I have the following model classes:
class BaseClass(nn.Module):
...
class MyModel(BaseClass):
def __init__(self):
super().__init__()
self.transformer = CustomTransformer(10, 10)
self.linears = ...
def forward(self, x):
return self.transformer(x)
def compute_predictions(self, x):
# mask x
return self(x)
class CustomTransformer(BaseClass):
def __init__(self, d_model, nhead):
super().__init__()
self.layers = ...
def forward(self, x):
return self.layers(x)
Usually I call compute_predictions
method from outside, which then performs some masking/indexing over the input x, and then call the forward
function, which has the most time consumption.
I am trying to benchmark the improvements that torch compile provides using torch version=‘2.5.1+cu124’, and I using the following code:
def benchmark_torch_function_in_microseconds(f, *args, **kwargs):
t0 = benchmark.Timer(
stmt="f(*args, **kwargs)", globals={"args": args, "kwargs": kwargs, "f": f}
)
return t0.blocked_autorange().mean * 1e6
model = MyModel()
compiled_temporary_model = torch.compile(model)
with autocast: # autocast to float16
print(benchmark_torch_function_in_microseconds(model.compute_predictions, batch))
print(benchmark_torch_function_in_microseconds(compiled_temporary_model.compute_predictions, batch))
print(benchmark_torch_function_in_microseconds(torch.compile(compiled_temporary_model.compute_predictions), batch))
The output is as follows:
89699.9528631568
89938.04324418306
75973.31081827481
I would expect that the second line, would still have improvements, because of the forward method being implicitly compiled.
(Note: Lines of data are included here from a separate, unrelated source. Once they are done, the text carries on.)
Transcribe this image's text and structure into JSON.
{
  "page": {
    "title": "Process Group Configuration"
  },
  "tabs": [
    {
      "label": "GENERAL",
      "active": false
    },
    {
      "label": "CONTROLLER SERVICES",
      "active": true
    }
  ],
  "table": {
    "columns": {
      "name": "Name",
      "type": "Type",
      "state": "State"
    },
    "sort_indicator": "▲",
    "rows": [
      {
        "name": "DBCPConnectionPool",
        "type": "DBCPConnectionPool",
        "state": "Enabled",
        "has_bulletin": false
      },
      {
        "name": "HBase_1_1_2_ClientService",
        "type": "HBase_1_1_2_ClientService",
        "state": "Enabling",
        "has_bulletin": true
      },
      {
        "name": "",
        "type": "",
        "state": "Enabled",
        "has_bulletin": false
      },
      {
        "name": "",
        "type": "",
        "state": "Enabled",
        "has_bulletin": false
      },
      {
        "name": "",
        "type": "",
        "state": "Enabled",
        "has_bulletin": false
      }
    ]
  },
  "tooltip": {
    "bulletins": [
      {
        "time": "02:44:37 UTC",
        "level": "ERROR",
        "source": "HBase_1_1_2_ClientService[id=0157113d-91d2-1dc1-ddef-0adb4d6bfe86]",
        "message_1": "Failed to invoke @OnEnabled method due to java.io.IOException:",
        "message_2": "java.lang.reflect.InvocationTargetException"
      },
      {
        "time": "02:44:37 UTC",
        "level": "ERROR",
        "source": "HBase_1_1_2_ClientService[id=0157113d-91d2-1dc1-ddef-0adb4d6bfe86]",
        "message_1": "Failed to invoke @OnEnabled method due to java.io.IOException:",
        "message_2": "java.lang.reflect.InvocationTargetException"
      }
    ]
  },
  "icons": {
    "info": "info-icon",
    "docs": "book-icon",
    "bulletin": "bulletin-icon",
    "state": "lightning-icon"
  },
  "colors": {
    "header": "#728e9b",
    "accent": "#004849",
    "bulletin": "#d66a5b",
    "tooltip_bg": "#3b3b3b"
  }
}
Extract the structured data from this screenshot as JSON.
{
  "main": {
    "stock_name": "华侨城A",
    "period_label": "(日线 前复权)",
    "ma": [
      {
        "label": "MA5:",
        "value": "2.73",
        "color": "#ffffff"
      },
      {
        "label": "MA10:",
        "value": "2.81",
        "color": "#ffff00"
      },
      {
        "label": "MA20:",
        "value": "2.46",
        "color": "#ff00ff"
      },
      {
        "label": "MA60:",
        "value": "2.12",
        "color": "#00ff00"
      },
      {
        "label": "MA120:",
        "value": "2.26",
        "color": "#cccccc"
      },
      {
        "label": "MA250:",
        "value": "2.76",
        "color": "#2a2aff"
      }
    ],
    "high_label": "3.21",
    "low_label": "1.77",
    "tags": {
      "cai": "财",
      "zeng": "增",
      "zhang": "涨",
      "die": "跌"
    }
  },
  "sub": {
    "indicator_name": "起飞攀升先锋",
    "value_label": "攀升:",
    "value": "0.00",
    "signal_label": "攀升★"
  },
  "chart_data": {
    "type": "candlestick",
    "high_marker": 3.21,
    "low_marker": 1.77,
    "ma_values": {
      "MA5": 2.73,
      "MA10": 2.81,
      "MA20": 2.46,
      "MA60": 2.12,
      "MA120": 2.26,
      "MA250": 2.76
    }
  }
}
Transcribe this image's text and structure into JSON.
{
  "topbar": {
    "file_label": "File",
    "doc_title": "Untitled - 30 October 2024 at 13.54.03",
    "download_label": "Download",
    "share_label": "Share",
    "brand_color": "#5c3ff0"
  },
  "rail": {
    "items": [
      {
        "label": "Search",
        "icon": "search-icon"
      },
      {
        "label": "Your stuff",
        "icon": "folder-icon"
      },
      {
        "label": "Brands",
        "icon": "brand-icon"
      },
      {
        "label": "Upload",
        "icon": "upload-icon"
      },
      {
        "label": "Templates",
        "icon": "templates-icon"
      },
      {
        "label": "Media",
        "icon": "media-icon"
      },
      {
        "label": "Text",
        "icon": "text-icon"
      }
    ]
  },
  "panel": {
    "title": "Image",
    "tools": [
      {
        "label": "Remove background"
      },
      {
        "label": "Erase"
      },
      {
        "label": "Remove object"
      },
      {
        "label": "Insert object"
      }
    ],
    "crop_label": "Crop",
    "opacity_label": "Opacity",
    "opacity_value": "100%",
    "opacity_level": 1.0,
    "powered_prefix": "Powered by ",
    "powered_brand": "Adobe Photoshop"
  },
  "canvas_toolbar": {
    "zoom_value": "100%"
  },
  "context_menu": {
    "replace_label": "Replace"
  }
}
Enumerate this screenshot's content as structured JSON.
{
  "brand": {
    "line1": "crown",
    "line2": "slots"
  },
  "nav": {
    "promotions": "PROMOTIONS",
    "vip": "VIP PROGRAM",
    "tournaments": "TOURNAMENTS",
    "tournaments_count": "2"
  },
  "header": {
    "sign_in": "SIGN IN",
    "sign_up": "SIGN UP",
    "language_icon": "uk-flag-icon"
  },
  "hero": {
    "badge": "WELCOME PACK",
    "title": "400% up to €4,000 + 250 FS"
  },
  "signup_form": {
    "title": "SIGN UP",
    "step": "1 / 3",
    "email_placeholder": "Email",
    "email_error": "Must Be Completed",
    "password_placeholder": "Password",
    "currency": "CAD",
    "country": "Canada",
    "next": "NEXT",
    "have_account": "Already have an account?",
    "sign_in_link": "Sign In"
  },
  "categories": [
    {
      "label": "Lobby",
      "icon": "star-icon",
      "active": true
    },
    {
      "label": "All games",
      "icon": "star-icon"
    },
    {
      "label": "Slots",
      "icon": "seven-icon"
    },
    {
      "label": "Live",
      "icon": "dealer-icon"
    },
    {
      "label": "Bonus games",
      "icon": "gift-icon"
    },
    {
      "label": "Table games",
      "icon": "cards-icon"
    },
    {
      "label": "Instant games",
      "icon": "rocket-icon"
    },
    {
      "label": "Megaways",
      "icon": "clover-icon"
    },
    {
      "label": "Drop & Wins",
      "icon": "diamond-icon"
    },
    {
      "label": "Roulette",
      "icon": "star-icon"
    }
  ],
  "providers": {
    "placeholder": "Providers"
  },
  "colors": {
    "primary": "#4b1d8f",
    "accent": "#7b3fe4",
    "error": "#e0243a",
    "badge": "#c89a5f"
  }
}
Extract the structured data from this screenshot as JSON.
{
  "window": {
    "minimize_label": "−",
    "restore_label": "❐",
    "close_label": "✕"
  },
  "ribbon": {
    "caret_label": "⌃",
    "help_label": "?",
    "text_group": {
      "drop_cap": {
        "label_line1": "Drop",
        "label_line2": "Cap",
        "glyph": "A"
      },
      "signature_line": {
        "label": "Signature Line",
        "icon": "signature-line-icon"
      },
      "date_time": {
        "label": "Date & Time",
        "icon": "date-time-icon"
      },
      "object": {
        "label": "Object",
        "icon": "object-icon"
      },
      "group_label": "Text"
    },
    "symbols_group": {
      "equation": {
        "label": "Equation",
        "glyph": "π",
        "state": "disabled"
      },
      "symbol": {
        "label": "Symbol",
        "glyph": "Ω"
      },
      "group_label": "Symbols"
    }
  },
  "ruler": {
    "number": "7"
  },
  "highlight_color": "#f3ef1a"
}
In addition, if I try to benchmark the inner transformer layer using directly the forward method:
with autocast:
print(benchmark_torch_function_in_microseconds(model.transformer, input_))
print(benchmark_torch_function_in_microseconds(compiled_temporary_model.transformer, input_))
print(benchmark_torch_function_in_microseconds(compiled_temporary_model.transformer.forward, input_))
print(benchmark_torch_function_in_microseconds(torch.compile(compiled_temporary_model.transformer), input_))
Output:
86728.8438603282
87124.97558444738
87061.39624118805
74922.20476269722
Same results when I explicitly compile the submodule of MyModel, as follows:
def compile_submodules(model):
for name, module in model.named_children():
if len(list(module.children())) > 0:
compile_submodules(module)
else:
setattr(model, name, torch.compile(module))
return model
compiled_temporary_model = compile_submodules(model)
I want to better understand why this is happening. For now I am fixing the issue by explicitly compiling the forward function as below:
compiled_model = torch.compile(model)
compiled_model.forward = torch.compile(compiled_model.forward)